Petras has described her new release as her most “personal” work to date, a project forsaking the characters she embodied on her Turn Off the Lights Halloween projects or even last year’s Slut Pop EP. But somehow this album feels like we’ve gotten even further from who Petras is creatively, losing the weird magnetism and spark that made her past eras feel so fun and against the grain.
Largely, Petras’ new material seems heavily inspired by Nineties house and Europop. Lead single “Alone,” featuring a surprisingly low — energy Nicki Minaj guest verse, samples Alice Deejay’s 1999 hit “Better Off Alone,” adding unnecessary trap hi-hats into the mix. Much of the album is comprised of similarly cheap ploys for radio and TikTok play, making the often trendsetting Petras a copy of many copies.
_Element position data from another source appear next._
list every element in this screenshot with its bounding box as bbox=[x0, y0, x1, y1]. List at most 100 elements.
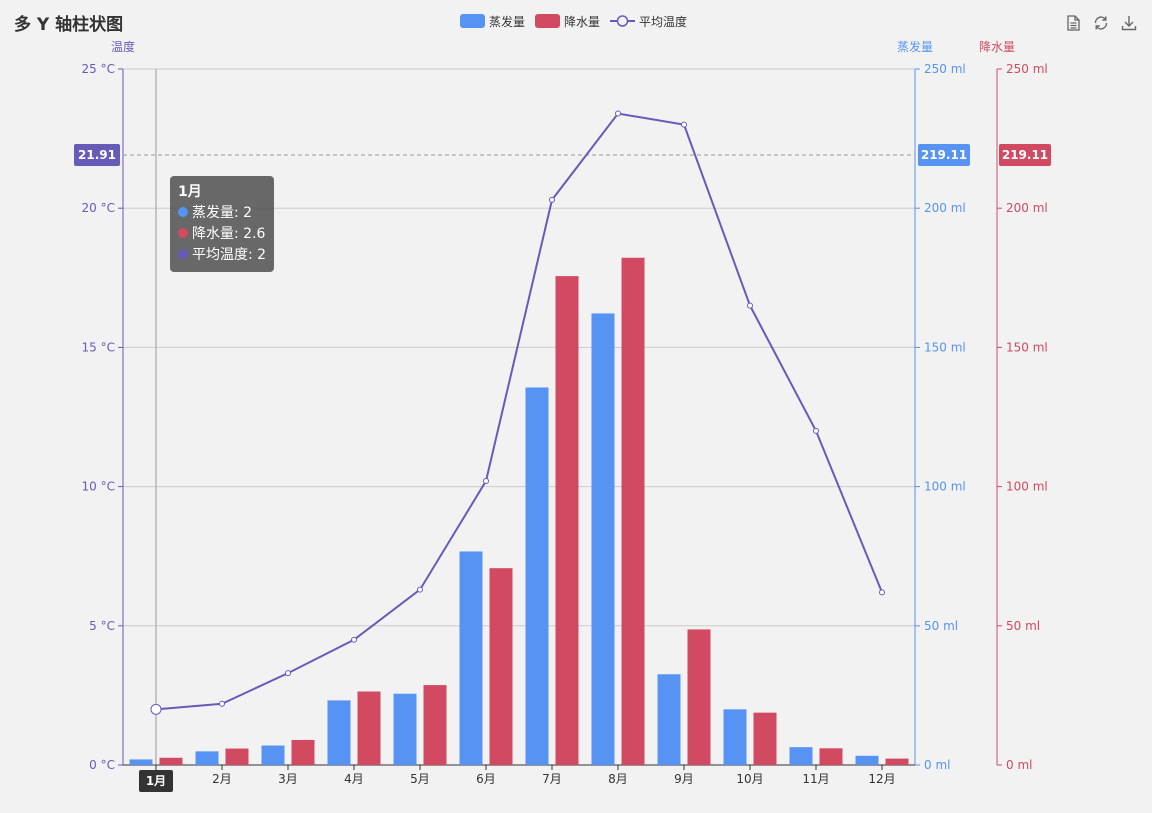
y-axis-name-temp: 温度 bbox=[111, 39, 135, 54]
bar-precip bbox=[489, 568, 513, 765]
point-temp bbox=[681, 121, 687, 128]
bar-precip bbox=[621, 257, 645, 765]
tooltip-label-evap: 蒸发量: 2 bbox=[192, 205, 253, 221]
tooltip-label-temp: 平均温度: 2 bbox=[192, 247, 267, 263]
bar-evap bbox=[129, 759, 153, 765]
point-temp bbox=[351, 636, 357, 643]
bar-precip bbox=[357, 691, 381, 765]
data-view-icon[interactable] bbox=[1064, 14, 1082, 32]
xtick-label: 9月 bbox=[674, 772, 694, 786]
point-temp bbox=[615, 110, 621, 117]
legend-label-temp: 平均温度 bbox=[639, 14, 688, 29]
bar-evap bbox=[657, 674, 681, 765]
legend-swatch-evap bbox=[460, 14, 485, 28]
bar-precip bbox=[753, 712, 777, 765]
bar-evap bbox=[723, 709, 747, 765]
ytick-label-temp: 10 °C bbox=[82, 480, 115, 494]
ytick-label-temp: 20 °C bbox=[82, 201, 115, 215]
point-temp bbox=[483, 478, 489, 485]
bar-evap bbox=[591, 313, 615, 765]
xtick-label: 5月 bbox=[410, 772, 430, 786]
bar-precip bbox=[423, 685, 447, 765]
axis-pointer-label-precip-box bbox=[999, 144, 1051, 167]
axis-pointer-label-evap: 219.11 bbox=[921, 148, 967, 162]
bar-evap bbox=[261, 745, 285, 765]
restore-icon[interactable] bbox=[1092, 14, 1110, 32]
point-temp bbox=[879, 589, 885, 596]
xtick-label: 3月 bbox=[278, 772, 298, 786]
xtick-label: 6月 bbox=[476, 772, 496, 786]
tooltip-row-temp: 平均温度: 2 bbox=[178, 245, 266, 266]
legend: 蒸发量 降水量 平均温度 bbox=[460, 12, 687, 30]
ytick-label-precip: 200 ml bbox=[1006, 201, 1048, 215]
xtick-label: 2月 bbox=[212, 772, 232, 786]
y-axis-name-evap: 蒸发量 bbox=[897, 39, 933, 54]
point-temp bbox=[417, 586, 423, 593]
tooltip: 1月 蒸发量: 2 降水量: 2.6 平均温度: 2 bbox=[170, 176, 275, 272]
ytick-label-precip: 0 ml bbox=[1006, 758, 1032, 772]
ytick-label-evap: 0 ml bbox=[924, 758, 950, 772]
legend-swatch-precip bbox=[535, 14, 561, 28]
bar-evap bbox=[327, 700, 351, 765]
bar-precip bbox=[687, 629, 711, 765]
bar-precip bbox=[159, 757, 183, 765]
ytick-label-precip: 250 ml bbox=[1006, 62, 1048, 76]
ytick-label-evap: 250 ml bbox=[924, 62, 966, 76]
xaxis-pointer-box bbox=[139, 770, 173, 792]
ytick-label-precip: 100 ml bbox=[1006, 480, 1048, 494]
legend-item-temp[interactable]: 平均温度 bbox=[610, 13, 687, 30]
ytick-label-evap: 100 ml bbox=[924, 480, 966, 494]
point-temp bbox=[747, 302, 753, 309]
save-image-icon[interactable] bbox=[1120, 14, 1138, 32]
point-temp bbox=[219, 700, 225, 707]
tooltip-dot-precip bbox=[178, 228, 188, 238]
ytick-label-evap: 150 ml bbox=[924, 340, 966, 354]
point-temp bbox=[549, 196, 555, 203]
ytick-label-temp: 5 °C bbox=[89, 619, 115, 633]
ytick-label-temp: 0 °C bbox=[89, 758, 115, 772]
tooltip-dot-evap bbox=[178, 207, 188, 217]
bar-evap bbox=[789, 747, 813, 765]
chart-title: 多 Y 轴柱状图 bbox=[14, 15, 124, 35]
bar-evap bbox=[855, 755, 879, 765]
legend-item-evap[interactable]: 蒸发量 bbox=[460, 13, 525, 30]
bar-precip bbox=[225, 748, 249, 765]
axis-pointer-label-temp: 21.91 bbox=[78, 148, 116, 162]
axis-pointer-label-evap-box bbox=[918, 144, 970, 167]
bar-evap bbox=[525, 387, 549, 765]
ytick-label-precip: 150 ml bbox=[1006, 340, 1048, 354]
xtick-label: 12月 bbox=[868, 772, 895, 786]
tooltip-dot-temp bbox=[178, 249, 188, 259]
bar-precip bbox=[885, 758, 909, 765]
point-temp bbox=[150, 703, 162, 715]
y-axis-name-precip: 降水量 bbox=[979, 40, 1015, 54]
legend-label-evap: 蒸发量 bbox=[489, 14, 526, 29]
toolbox bbox=[1064, 14, 1138, 32]
xtick-label: 8月 bbox=[608, 772, 628, 786]
tooltip-label-precip: 降水量: 2.6 bbox=[192, 226, 266, 242]
legend-line-temp bbox=[610, 15, 636, 27]
bar-evap bbox=[393, 693, 417, 765]
point-temp bbox=[813, 427, 819, 434]
bar-precip bbox=[819, 748, 843, 765]
xtick-label: 4月 bbox=[344, 772, 364, 786]
xtick-label: 7月 bbox=[542, 772, 562, 786]
point-temp bbox=[285, 670, 291, 677]
ytick-label-temp: 15 °C bbox=[82, 340, 115, 354]
bar-evap bbox=[459, 551, 483, 765]
bar-evap bbox=[195, 751, 219, 765]
xtick-label: 11月 bbox=[802, 772, 829, 786]
ytick-label-temp: 25 °C bbox=[82, 62, 115, 76]
ytick-label-evap: 50 ml bbox=[924, 619, 958, 633]
axis-pointer-label-precip: 219.11 bbox=[1002, 148, 1048, 162]
legend-item-precip[interactable]: 降水量 bbox=[535, 13, 600, 30]
bar-precip bbox=[291, 739, 315, 765]
legend-label-precip: 降水量 bbox=[564, 14, 601, 29]
bar-precip bbox=[555, 276, 579, 765]
tooltip-title: 1月 bbox=[178, 184, 202, 200]
tooltip-row-evap: 蒸发量: 2 bbox=[178, 203, 266, 224]
xtick-label: 10月 bbox=[736, 772, 763, 786]
line-temp bbox=[155, 112, 883, 711]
Tracks like “King of Hearts” and “Claws” sound like an onslaught of overpriced vodka sodas: watered down and indiscernible from the next one.
It’s not all bad news: “Coconuts,” released last year, is still a sunshine-y bop. “Revelations” features a steely bit of Eighties guitar and a chorus that feels like a nod to her spooky-pop history. While most of the songs are extremely horny, “Sex Talk” and “Hit It From the Back” are the sexiest of the sex songs, commendable for their directness and sense of humor.
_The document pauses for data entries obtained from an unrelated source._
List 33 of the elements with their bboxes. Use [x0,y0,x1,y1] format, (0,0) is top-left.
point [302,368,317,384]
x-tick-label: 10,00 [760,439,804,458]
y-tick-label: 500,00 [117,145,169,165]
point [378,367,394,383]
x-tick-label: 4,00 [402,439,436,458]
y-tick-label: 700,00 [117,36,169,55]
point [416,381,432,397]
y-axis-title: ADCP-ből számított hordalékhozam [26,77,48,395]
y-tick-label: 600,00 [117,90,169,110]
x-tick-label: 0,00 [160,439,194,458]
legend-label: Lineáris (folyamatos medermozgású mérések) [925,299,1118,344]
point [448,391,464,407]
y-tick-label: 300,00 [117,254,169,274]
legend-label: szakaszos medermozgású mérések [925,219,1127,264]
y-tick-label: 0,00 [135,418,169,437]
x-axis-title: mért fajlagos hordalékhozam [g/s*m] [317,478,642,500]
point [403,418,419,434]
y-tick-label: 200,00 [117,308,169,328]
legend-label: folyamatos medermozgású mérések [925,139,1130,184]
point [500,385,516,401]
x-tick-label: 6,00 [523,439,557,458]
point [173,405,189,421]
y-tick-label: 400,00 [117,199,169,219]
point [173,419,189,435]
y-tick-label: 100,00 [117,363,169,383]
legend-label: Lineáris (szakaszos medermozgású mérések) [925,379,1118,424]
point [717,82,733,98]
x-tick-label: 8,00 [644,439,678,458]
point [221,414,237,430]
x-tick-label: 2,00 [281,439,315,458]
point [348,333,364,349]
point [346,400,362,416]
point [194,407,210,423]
“Minute” exudes some of that vulnerability Petras promised from the album: It’s a straightforward yearning love song about wanting someone to stay just a little longer. Meanwhile, “Uh Oh” is a classic Petras party track. She sings “Everything I drop is a banger” on the chorus, which is true of the song but falls flat when thinking of the rest of the album.
Of course, even the weaker songs have their dance-floor potential. Petras is, above all else, a pure fan of pop music and the feeling it exudes. But in chasing her new status as the type of pop star who has Top 40 potential, she abandoned the freakishly forward-thinking personality that built her a base to begin with. Here, the beast has been tamed. Let’s hope it doesn’t stay subdued much longer.